Kalau seseorang tidak bisa baca-tulis, bagaimana bisa jadi pahlawan...?
Di sinilah kehebatan ibu. Ia bersama keempat saudari dan satu kakak lelaki hidup dalam keluarga sederhana. Jangankan sekolah, buat makan sehari-hari pun susah.
Prihatin akan kondisi orang tuanya yang hanya buruh tani, ibu berprinsip tidak apa ia tidak sekolah asalkan adik-adiknya bisa sekolah.
Sanggupkah ibu bertahan di tengah gempuran zaman? Bisa. Entah bagaimana, ibu tahu membaca angka satu sampai 10, jam, tanggal, bahkan membedakan nilai mata uang. Aku yakin, semua karena pertolongan Tuhan.
Kedua, mau mengalah
Kata orang, mengalah artinya kalah. Tidak begitu dengan ibu. Mengalah hanya bisa dilakukan orang yang berjiwa besar.

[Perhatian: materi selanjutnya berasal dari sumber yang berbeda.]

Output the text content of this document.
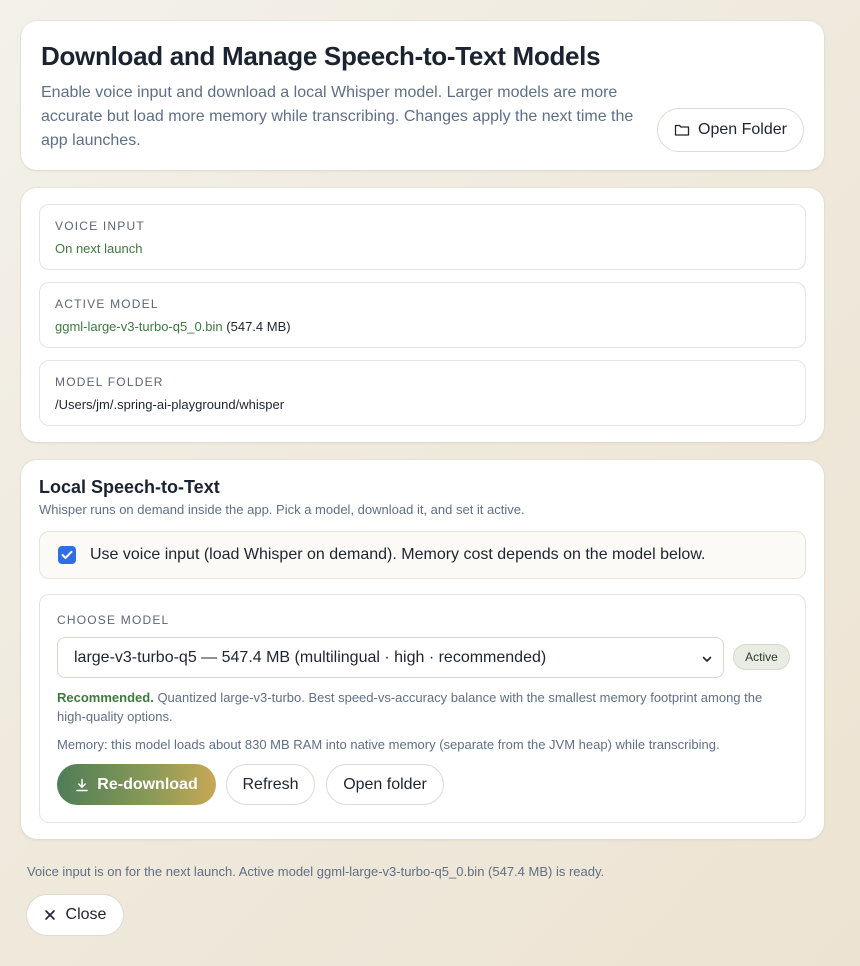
Download and Manage Speech-to-Text Models

Enable voice input and download a local Whisper model. Larger models are more accurate but load more memory while transcribing. Changes apply the next time the app launches.

Open Folder
VOICE INPUT
On next launch
ACTIVE MODEL
ggml-large-v3-turbo-q5_0.bin (547.4 MB)
MODEL FOLDER
/Users/jm/.spring-ai-playground/whisper
Local Speech-to-Text

Whisper runs on demand inside the app. Pick a model, download it, and set it active.

Use voice input (load Whisper on demand). Memory cost depends on the model below.
CHOOSE MODEL
large-v3-turbo-q5 — 547.4 MB (multilingual · high · recommended)	Active

Recommended. Quantized large-v3-turbo. Best speed-vs-accuracy balance with the smallest memory footprint among the high-quality options.

Memory: this model loads about 830 MB RAM into native memory (separate from the JVM heap) while transcribing.

Re-download	Refresh	Open folder

Voice input is on for the next launch. Active model ggml-large-v3-turbo-q5_0.bin (547.4 MB) is ready.

Close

Bapak dan ibu tidak pernah pacaran. Sadar adiknya juga antri untuk menikah (urut dari yang tua), ibu harus segera menikah. Oleh saudaranya, ibu dikenalkan kepada bapak (pembawaannya pekerja keras). Tanpa niat terlalu selektif, mereka pun menikah.
Ternyata, bapak berkarakter kolot, pelit, keras kepala, dan punya luka batin yang belum diselesaikan. Mereka sering bertengkar (hingga aku dewasa).Â
Meski tak pernah memukul, kata ibu bapak sering diam jika ada masalah. Dalam diamnya, bapak justru menambah masalah. Sekalinya bicara, keluar kata-kata kasar yang menyakiti hati.
Bapak juga kurang peka akan kebutuhan rumah tangga. Meski punya uang, ia menyimpan rapat untuk diri sendiri. Kalau ibu tidak kerja serabutan, belanga takkan mengepul.
Wanita mana yang tahan diperlakukan begitu? Bagi orang kebanyakan, pasti sudah berpisah. Orang menikah supaya bahagia, bukan menderita.